Here, not only does Defendant attach the wrong
contract that purportedly has the arbitration agreement, but Defendant also
cites no applicable case law that the Defendant can compel arbitration under
the instant facts where no Defendant has signed the contract. Additionally, Defendant
Carmen Yaralian remains a party to this case, but Defendant Forest Lawn does
not address how or whether arbitration may be compelled with respect to
Yaralian.
Waiver
Federal
and California courts may refuse to enforce an arbitration agreement upon such
grounds as exist at law or in equity for the revocation of any contract,
including waiver. (Lewis v. Fletcher Jones Motor Cars, Inc. (2012) 140
Cal.App.4th 206, 213 citing 9 U.SC. §2; CCP §1281; St. Agnes Medical Center
v. PacifiCare of California (2003) 31 Cal.4th 1187, 1204.) Based on the public
policy favoring arbitration, claims of waiver receive close judicial scrutiny
and the party seeking to establish waiver bears a heavy burden. (St. Agnes
Medical Center v. PacifiCare of California (2003) 31 Cal.4th 1187, 1195.)
The St. Agnes court identified the following as
factors that are relevant and properly considered in assessing waiver claims:
(1) whether the party's actions are inconsistent with the right to arbitrate;
(2) whether ‘the litigation machinery has been substantially invoked’ and the
parties ‘were well into preparation of a lawsuit’ before the party notified the
opposing party of an intent to arbitrate; (3) whether a party either requested
arbitration enforcement close to the trial date or delayed for a long period
before seeking a stay; (4) whether a defendant seeking arbitration filed a
counterclaim without asking for a stay of the proceedings; (5) ‘whether
important intervening steps [e.g., taking advantage of judicial discovery
procedures not available in arbitration] had taken place’; and (6) whether the
delay ‘affected, misled, or prejudiced’ the opposing party.” ' [Citations.]” (Lewis
v. Fletcher Jones Motor Cars, Inc. (2012) 205 Cal.App.4th 436,
444 citing St. Agnes, supra, 31 Cal.4th at p. 1196.) No one of these factors
predominates and each case must be examined in context. (Id.)
Plaintiff argues that Defendant waived its ability to
compel arbitration because Defendants knew the arbitration provision existed
throughout the litigation and despite this knowledge it took nearly one year
for Defendant to bring the instant motion.

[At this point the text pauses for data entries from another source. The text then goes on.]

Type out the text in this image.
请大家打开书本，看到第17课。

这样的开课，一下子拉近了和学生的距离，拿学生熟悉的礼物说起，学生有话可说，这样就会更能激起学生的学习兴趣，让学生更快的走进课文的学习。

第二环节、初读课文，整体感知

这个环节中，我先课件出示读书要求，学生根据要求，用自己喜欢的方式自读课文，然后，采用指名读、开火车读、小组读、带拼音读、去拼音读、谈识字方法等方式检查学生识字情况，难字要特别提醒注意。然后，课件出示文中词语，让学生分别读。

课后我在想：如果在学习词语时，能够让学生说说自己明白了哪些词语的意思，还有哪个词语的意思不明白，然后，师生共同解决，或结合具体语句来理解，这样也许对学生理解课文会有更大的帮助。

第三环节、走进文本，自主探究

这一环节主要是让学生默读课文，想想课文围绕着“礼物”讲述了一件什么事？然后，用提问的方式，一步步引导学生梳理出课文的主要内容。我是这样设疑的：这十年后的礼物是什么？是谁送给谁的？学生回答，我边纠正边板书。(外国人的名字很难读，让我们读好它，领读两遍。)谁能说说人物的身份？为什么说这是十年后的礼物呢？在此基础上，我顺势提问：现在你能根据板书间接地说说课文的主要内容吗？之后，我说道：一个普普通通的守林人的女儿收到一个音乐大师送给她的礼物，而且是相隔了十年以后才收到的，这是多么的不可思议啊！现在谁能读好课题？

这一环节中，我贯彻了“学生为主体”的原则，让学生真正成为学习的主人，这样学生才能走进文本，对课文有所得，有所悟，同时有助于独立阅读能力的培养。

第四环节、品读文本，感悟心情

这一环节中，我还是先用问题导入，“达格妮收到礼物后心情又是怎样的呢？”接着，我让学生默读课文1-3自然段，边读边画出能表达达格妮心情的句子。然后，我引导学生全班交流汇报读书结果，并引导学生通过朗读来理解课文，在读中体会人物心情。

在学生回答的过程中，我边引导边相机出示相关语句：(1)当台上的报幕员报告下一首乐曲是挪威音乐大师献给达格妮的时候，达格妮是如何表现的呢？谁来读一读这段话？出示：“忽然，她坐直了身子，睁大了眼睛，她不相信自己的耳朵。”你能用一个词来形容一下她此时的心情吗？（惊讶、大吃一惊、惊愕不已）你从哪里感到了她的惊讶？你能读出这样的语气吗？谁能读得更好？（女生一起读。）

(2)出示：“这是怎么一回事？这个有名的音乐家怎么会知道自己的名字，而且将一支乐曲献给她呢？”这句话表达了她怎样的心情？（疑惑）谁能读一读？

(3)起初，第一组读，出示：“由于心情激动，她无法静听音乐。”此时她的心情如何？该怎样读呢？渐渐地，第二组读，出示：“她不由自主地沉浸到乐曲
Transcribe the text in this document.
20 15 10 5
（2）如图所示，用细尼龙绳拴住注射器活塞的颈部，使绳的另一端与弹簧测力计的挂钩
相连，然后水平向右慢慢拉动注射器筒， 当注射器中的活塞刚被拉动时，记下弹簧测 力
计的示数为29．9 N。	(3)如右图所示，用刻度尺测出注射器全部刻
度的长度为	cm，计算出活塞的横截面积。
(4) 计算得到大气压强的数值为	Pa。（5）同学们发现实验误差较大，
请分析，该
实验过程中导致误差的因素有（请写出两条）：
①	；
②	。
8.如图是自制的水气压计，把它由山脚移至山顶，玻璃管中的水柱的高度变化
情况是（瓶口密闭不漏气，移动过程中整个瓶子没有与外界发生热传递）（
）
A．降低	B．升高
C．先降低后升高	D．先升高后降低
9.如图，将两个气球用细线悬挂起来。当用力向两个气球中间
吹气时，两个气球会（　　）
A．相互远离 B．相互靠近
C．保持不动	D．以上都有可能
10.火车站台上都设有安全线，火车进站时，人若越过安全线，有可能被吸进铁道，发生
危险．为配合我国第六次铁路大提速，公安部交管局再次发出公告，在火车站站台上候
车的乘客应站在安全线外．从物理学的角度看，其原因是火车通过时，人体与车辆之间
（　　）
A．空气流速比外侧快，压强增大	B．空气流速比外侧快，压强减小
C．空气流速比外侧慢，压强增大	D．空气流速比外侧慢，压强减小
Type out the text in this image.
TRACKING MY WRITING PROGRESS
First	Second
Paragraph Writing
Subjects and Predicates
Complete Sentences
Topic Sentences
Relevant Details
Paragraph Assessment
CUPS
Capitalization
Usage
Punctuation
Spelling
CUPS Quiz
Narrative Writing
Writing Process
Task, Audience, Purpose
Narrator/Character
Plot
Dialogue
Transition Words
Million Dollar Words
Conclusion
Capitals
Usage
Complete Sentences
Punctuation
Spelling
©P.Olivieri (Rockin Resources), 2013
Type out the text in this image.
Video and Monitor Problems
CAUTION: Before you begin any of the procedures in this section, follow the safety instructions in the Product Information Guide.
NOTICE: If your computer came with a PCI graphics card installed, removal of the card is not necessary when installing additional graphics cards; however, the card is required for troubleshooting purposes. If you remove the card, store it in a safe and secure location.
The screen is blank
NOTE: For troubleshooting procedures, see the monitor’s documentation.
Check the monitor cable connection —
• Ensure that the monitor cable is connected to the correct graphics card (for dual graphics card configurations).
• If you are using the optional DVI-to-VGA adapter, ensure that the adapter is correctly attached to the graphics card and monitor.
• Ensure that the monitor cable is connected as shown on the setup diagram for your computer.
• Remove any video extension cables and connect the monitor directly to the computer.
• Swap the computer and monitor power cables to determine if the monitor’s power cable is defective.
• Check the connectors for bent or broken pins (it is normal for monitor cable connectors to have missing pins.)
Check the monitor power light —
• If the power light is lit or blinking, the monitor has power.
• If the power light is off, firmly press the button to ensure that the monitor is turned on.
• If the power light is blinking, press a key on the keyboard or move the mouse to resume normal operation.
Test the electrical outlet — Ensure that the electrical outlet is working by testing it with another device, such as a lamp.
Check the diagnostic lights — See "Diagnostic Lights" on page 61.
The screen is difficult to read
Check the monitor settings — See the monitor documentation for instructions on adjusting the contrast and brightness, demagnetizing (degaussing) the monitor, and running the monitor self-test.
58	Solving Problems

Defendant argues in Reply that it did not waive its
right to arbitrate because: (1) The case is till in the pleading stage, (2) it
efficiently filed demurrers, (3) neither Forest Lawn nor Plaintiff has engaged
in the discovery process.
Here, the Court finds that Defendant waived its right
to enforce arbitration. The initial complaint was filed on 7/12/2021. Although
the initial complaint did not contain all the necessary documents, Defendant was
quite likely aware of them, and the First Amended Complaint contained all the same
documents that the Second Amended Complaint included. The First Amended
Complaint was filed on 1/19/2022 and contained the arbitration provision that
was not included in the initial complaint. The Second Amended Complaint was
filed on 5/17/2022.
TENTATIVE RULING: Motion to compel arbitration is
denied. Defendant did not attach the proper contract that allegedly contained
the arbitration provision, Defendant did not sign the arbitration agreement and
cited no relevant case law supporting the proposition that the Court can still enforce
the arbitration agreement, Defendant waived its right to compel arbitration by
its litigation conduct, and Defendant filed the instant motion late.